Viel Aufmerksamkeit für Christoph 8 und Co.
21.06.2009 | 19:09 Uhr 2009-06-21T19:09:00+0200
Es ging zu wie im Wespennest, gingen die Einen, kamen bereits wieder Andere. Auch in diesem Jahr entpuppte sich der Tag der offenen Tür beim Rettungshubschrauber Christoph 8 als das Ausflugsziel in Lünen schlechthin.
Über 1 000 Besucher, vor allem Familien, ließen sich das Spektakel am Samstag nicht entgehen, an dem sich alle bekannten Rettungsorganisationen beteiligten. Wie die Feuerwehr, das Deutsche Rote Kreuz, die Polizei, das Technische Hilfswerk. Auch Mitarbeiter des Kreises Unna waren mit einem Infostand präsent.
„Wie schnell, wie hoch, wie weit?” fasst Mario Ziegler die am häufigsten gestellten Fragen der Besucher zusammen. Geduldig steht der Pilot neben dem Hubschrauber, der permanent von Neugierigen belagert wird, die einmal einen Blick ins Innere erhaschen wollen. „Im Schnitt bewegen wir uns mit etwa 250 Kilometern pro Stunde, fliegen in einer Höhe von 150 bis 600 Metern, im Umkreis von 50 bis 70 Kilometern”, beantwortet er dann die Fragen.
Neben ihm steht der 15-jährige Timo und hört ihm äußerst interessiert zu. „Ich möchte auch mal Pilot werden”, sagt er. Mit dem Hubschrauber habe er sich jedenfalls schon mal ausführlich beschäftigt und in der Schule ein Referat darüber geschrieben. Wie man Pilot werde, will er wissen. 95 Prozent machen ihre Ausbildung über die Bundeswehr oder die Bundespolizei, erfährt er dann von Ziegler. Kein Wunder, schlägt der Flugschein mit etwa 80 000 Euro zu Buche. „Und der ADAC hat hohe Einstellungserwartungen”, ergänzt er. Auch wer Pilot sei, müsse sich jährlich, ab 40 Jahren sogar zwei Mal im Jahr, einer gesundheitlichen Prüfung unterziehen.

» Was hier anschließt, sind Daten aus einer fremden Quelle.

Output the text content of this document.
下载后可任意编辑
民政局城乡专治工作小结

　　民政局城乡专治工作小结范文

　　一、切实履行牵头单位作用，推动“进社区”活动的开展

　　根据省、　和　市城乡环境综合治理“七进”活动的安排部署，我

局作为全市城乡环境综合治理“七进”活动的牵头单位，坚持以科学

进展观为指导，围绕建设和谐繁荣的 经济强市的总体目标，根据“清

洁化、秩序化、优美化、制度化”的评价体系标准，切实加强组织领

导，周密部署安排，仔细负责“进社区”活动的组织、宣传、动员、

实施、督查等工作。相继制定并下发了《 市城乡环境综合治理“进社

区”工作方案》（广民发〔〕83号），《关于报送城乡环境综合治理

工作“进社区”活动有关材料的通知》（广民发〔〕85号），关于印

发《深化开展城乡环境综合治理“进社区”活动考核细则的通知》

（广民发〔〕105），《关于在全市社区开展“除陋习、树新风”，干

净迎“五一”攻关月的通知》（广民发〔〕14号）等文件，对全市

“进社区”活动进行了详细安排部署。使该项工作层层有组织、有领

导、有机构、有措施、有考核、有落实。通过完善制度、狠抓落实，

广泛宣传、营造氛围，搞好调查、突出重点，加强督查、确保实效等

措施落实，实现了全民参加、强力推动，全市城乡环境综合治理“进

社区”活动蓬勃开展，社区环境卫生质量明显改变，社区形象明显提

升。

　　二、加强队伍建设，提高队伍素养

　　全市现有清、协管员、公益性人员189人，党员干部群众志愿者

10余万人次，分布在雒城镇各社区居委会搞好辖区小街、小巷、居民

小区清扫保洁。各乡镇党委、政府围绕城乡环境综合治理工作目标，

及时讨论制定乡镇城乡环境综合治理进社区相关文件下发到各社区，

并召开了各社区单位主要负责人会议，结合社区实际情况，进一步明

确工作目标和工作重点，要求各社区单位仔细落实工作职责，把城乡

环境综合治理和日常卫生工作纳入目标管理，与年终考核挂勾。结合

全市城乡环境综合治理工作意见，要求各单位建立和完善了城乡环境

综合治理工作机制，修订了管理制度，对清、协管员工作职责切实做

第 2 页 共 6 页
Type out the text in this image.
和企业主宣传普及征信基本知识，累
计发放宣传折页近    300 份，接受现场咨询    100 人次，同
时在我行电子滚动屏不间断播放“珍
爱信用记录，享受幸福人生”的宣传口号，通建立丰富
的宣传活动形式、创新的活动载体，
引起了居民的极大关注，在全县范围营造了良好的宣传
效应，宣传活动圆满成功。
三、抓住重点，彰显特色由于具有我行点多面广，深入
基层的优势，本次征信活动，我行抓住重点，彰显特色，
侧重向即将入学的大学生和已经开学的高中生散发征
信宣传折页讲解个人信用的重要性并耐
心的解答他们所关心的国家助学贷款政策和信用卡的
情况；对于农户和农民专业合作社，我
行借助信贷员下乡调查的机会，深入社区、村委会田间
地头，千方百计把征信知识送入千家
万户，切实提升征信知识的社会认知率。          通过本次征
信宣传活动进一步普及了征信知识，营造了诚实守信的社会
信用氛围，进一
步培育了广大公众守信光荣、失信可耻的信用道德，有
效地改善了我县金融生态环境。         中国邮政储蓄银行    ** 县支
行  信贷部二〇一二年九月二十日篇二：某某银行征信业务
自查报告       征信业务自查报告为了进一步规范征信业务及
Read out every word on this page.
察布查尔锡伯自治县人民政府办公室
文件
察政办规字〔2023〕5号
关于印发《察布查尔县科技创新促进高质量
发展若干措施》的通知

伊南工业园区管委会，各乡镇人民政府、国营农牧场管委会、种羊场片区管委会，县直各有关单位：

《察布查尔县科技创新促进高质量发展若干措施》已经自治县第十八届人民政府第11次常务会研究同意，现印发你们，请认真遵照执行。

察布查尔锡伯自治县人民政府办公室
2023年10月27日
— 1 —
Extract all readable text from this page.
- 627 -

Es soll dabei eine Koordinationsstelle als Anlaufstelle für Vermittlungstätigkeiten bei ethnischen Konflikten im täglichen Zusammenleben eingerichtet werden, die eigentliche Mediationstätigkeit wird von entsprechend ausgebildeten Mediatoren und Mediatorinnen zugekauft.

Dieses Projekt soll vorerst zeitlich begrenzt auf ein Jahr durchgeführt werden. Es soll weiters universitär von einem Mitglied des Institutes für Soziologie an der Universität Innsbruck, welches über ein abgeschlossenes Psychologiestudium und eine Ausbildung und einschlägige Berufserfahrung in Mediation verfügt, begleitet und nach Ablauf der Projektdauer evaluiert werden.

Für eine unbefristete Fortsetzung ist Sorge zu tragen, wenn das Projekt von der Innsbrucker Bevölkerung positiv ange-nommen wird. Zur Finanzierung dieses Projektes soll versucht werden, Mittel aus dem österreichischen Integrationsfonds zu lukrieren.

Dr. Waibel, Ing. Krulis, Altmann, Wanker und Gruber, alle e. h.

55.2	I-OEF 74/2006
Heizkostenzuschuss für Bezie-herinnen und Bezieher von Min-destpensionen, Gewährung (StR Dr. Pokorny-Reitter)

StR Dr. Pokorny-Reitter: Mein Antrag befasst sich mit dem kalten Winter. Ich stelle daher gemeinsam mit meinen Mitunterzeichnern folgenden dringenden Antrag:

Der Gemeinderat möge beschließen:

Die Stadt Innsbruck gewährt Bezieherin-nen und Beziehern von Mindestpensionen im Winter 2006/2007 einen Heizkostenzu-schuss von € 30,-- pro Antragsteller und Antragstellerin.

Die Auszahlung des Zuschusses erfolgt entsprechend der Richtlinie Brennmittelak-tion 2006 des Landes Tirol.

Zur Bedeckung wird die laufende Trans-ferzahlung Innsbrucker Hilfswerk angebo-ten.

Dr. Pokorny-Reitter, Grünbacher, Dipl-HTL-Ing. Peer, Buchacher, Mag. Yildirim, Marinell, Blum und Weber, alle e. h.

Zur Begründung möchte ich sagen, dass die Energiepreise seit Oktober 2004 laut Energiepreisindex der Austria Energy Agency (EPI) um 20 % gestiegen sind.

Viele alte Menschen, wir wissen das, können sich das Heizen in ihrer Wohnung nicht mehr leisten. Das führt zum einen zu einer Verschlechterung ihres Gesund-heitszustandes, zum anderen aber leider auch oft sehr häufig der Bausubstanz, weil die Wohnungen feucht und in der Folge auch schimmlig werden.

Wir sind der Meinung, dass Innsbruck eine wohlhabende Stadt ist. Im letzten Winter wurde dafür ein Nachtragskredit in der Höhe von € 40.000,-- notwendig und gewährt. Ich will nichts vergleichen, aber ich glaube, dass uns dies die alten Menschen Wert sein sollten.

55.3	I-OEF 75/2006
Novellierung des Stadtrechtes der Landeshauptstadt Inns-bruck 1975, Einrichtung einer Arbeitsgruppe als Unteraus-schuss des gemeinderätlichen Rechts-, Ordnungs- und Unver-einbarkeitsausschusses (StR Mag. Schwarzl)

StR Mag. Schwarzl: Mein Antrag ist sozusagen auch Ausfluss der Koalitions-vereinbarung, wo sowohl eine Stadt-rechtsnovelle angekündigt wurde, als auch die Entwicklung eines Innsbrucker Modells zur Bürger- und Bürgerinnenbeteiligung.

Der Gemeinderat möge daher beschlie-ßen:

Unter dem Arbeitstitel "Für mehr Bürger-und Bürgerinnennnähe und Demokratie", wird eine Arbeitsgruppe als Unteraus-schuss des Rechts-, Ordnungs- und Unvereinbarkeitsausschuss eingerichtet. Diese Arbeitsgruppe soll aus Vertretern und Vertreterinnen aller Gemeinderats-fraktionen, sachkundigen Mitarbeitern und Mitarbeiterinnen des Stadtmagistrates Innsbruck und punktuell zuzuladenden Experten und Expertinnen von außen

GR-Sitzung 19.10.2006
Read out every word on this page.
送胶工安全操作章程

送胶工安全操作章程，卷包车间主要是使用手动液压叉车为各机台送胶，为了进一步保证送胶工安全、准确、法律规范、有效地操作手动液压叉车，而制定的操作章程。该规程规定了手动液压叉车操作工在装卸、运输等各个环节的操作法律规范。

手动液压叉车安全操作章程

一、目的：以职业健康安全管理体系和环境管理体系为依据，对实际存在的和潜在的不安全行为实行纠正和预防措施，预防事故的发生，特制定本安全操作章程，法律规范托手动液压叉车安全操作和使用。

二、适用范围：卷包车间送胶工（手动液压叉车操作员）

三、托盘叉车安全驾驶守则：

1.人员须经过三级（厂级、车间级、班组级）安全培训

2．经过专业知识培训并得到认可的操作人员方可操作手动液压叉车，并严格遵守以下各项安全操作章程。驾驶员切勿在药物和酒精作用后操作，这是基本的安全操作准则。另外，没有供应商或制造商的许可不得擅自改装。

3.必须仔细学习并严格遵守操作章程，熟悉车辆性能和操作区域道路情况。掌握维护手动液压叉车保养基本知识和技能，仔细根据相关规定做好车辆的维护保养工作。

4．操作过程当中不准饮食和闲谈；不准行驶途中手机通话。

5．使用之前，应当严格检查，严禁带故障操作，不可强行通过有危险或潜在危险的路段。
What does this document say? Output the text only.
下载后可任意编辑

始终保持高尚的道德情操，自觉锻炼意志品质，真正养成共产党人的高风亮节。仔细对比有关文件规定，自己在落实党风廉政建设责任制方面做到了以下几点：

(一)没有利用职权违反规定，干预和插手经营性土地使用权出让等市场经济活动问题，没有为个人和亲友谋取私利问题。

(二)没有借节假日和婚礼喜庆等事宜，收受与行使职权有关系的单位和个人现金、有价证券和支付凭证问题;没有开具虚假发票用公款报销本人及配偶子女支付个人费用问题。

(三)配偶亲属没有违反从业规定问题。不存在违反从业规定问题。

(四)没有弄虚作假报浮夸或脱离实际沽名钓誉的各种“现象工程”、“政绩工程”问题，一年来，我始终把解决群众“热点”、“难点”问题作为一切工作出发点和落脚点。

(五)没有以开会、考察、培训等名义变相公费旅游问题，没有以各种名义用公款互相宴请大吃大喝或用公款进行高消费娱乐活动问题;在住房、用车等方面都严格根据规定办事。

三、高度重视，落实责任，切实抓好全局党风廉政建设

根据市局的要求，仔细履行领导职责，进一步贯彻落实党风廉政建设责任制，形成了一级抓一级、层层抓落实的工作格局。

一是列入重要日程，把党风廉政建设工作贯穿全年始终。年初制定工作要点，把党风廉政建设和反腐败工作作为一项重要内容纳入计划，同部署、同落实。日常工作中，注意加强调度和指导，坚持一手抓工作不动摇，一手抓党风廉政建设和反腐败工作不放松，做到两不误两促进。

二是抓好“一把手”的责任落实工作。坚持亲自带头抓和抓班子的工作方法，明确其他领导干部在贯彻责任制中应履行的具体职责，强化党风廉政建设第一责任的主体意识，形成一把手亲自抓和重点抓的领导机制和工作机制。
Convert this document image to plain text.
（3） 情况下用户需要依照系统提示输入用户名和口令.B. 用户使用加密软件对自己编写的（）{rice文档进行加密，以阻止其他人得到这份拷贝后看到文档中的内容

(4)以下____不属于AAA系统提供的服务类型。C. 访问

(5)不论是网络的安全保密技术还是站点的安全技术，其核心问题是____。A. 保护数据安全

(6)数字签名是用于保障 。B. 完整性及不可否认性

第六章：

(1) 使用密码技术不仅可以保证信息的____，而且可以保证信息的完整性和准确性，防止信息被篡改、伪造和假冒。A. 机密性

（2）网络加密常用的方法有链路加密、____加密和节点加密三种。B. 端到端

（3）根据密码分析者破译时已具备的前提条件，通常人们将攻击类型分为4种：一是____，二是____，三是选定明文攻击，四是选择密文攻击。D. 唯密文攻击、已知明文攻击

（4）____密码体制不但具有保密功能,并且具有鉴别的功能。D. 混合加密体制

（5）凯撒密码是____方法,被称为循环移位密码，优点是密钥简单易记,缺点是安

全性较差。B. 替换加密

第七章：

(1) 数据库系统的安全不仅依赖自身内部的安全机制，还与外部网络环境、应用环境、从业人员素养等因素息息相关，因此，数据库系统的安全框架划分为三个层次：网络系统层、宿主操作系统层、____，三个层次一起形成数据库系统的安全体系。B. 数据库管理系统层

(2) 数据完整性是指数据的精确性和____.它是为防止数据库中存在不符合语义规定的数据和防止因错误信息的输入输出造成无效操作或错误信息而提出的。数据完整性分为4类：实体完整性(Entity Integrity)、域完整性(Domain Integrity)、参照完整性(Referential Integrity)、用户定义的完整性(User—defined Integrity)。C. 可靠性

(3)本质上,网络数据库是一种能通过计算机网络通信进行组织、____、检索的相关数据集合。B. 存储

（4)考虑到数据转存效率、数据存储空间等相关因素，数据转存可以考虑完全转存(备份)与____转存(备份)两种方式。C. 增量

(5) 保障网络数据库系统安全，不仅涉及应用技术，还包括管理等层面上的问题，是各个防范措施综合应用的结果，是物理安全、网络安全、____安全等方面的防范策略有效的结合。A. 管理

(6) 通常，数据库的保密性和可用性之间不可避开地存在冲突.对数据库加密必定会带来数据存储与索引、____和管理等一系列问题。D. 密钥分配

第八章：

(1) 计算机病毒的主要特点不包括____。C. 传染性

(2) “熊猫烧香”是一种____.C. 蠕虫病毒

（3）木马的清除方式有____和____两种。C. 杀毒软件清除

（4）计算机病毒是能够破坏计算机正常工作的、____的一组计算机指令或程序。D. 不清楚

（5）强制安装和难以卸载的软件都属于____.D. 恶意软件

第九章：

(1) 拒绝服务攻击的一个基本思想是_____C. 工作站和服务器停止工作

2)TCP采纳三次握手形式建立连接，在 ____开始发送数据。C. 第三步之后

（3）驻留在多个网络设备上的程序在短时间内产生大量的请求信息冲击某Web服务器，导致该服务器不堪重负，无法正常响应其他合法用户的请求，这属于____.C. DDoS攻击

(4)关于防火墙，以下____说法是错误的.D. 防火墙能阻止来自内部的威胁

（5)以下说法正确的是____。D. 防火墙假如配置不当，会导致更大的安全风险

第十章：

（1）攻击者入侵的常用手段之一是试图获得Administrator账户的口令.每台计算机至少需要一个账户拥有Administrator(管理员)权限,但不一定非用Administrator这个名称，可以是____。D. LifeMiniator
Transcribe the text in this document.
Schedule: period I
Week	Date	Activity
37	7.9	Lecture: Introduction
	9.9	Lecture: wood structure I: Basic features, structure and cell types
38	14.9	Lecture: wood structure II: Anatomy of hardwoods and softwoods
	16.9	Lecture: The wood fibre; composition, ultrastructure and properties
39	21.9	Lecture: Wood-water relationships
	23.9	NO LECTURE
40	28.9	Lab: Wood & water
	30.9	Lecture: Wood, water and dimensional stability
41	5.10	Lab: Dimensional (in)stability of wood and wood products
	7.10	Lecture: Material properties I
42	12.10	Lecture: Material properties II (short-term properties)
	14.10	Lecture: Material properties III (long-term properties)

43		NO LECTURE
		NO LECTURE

Hubschrauberpilot zu sein ist nicht weniger schwierig als Flugzeugpilot. Im Gegenteil: „Ein Hubschrauber verhält sich ganz anders als ein Flugzeug”, so Ziegler. Ein Flugzeug habe in der Luft durchaus mal eine stabile Lage, wo der Pilot mal das Steuer loslassen könne. Beim Hubschrauber ginge das nicht. „Der kippt sonst weg”, sagt er.
Neben Christoph 8, der für die Notfallrettung, auch Primärrettung genannt, eingesetzt wird und 2 835 Kilogramm Gewicht auf die Waage bringt, stand nur wenige Meter weiter der rund 75 Kilo schwerere Christoph Westfalen aus Münster. „Er kann auch bei Intensivpatienten eingesetzt werden”, erklärt Ziegler. Beispielsweise für extrem Übergewichtige. Timo freute sich: War das Cockpit beim Christoph 8 tabu für die Gäste – weil er für den Einsatz bereitstand – durfte der Junge beim Christoph Westfalen für wenige Minuten hinters Steuer.
Für eine dichte Menschenansammlung sorgten die Vorführungen des Technischen Hilfswerks, das eine Höhenrettung zeigte, sowie der Feuerwehr, die das Freischneiden eines Eingeklemmten im Auto nach einem Unfall und dessen ärztliche Versorgung darstellte. Auch der Bundespolizei-Hubschrauber aus Hangelar war für ein paar Stunden vor Ort. Bereits morgens hatte parallel das 7. Rettungsmedizinische Symposium unter der Leitung von Professor Doktor Wolfram Wilhelm stattgefunden.